True enough, Moses had given the command “You shall love your neighbor as yourself,” in Leviticus 19:18. But that was not part of the Shema. By connecting the two, Jesus was following the rabbinical practice of “equal category.” That practice had rabbis linking identical phrases from Sacred Scripture and according them moral equivalency.

Here the phrase in question is “You shall love.” It appears both in the Shema and in the Leviticus reference I’ve just made. The bottom line here is that Jesus is placing love of God and love of neighbor on equivalent levels.  For Jesus, love of God and love of neighbor are morally the same. That’s a radical teaching.

But so is the inclusion of “self” in the equation. In fact, the inclusion of “self” is the key to uncovering the meaning of Jesus’ new teaching.  In his response to the scribe, Jesus equates God, neighbor and self. God deserves all our love. Our neighbor is somehow equivalent to God. But so is our very own self.

In this teaching, Jesus reveals his identity as the great Hebrew mystic he was. Mystics, you’ll remember, are those spiritual teachers and practitioners who recognize the presence of God in themselves, in others and in all of creation. In fact, mystics teach that God is our real Self, and what we identify with our names, birthdays, gender, nationalities, and the work that we do are only our “apparent selves” – the way the Great Self has chosen to manifest itself in the world. Our apparent self will die one day and be entirely forgotten in a generation or two. The Great Self will never die; the Great Self is God.

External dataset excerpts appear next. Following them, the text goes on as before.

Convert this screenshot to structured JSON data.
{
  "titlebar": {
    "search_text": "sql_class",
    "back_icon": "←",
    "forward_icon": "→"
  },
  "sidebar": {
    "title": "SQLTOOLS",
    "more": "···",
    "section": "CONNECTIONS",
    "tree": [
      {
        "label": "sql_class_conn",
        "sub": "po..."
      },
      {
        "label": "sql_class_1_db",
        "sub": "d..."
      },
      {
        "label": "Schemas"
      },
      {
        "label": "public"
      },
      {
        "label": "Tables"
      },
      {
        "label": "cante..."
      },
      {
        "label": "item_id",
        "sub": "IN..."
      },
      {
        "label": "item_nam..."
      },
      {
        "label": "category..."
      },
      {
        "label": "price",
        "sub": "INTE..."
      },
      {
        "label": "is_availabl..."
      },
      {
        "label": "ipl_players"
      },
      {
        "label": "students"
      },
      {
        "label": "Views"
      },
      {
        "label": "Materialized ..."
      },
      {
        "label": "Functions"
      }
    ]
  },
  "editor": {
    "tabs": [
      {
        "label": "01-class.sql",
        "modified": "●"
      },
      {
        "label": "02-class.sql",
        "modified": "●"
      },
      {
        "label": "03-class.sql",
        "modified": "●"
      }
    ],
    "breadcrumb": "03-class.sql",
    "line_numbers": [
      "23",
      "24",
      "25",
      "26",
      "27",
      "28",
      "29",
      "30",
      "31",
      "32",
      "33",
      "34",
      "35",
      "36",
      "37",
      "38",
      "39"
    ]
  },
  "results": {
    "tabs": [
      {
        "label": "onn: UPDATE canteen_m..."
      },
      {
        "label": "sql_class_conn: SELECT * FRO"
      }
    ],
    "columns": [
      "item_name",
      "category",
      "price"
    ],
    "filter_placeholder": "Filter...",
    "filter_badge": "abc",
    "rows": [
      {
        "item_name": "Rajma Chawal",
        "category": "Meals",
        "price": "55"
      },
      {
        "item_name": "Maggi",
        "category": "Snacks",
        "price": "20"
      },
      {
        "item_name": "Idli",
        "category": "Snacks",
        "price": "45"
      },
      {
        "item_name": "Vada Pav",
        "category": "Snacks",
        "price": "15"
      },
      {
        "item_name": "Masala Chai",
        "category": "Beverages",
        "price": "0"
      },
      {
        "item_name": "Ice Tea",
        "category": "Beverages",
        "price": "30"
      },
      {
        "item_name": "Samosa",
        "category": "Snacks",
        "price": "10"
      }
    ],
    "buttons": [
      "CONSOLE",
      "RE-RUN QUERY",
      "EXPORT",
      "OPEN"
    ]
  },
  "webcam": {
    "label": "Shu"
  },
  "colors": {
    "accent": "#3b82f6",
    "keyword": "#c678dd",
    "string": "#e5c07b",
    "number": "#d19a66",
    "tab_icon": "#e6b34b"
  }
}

All of this means that God, we and our neighbors are one. In loving God (the Great Self) we love our Self and the Self of our neighbor all at the same time. In hurting our neighbor we not only offend God, but we deeply hurt ourselves. When we kill our neighbor in war or in capital punishment, we are actually committing a form of suicide. This is the highest mystical truth there is. Indeed, the mystics teach, there is nothing else to know in life.

But there’s more. Mark does not want us to miss the point about what the mystic Jesus considered most important in life.  So he has the dialog between Jesus and the scribe continue. After Jesus references the Shema, the scribe says, “You are right, Teacher; you have truly said that ‘he is one, and besides him there is no other’; and ‘to love him with all the heart, and with all the understanding, and with all the strength,’ and ‘to love one’s neighbor as oneself.’ – this is much more important than all whole burnt offerings and sacrifices.” That is, the scribe specifically places love of God and neighbor far ahead of formal worship.

And Jesus agrees with him. Mark says Jesus admired the wisdom of the scribe’s answer. He says, “You are not far from the kingdom of God.”

So what we’re doing here in church is of only secondary importance. So is what we believe about God — doctrines and articles of faith. Those are means to an end. The end, today’s readings remind us is love of God, neighbor and self. All three are one.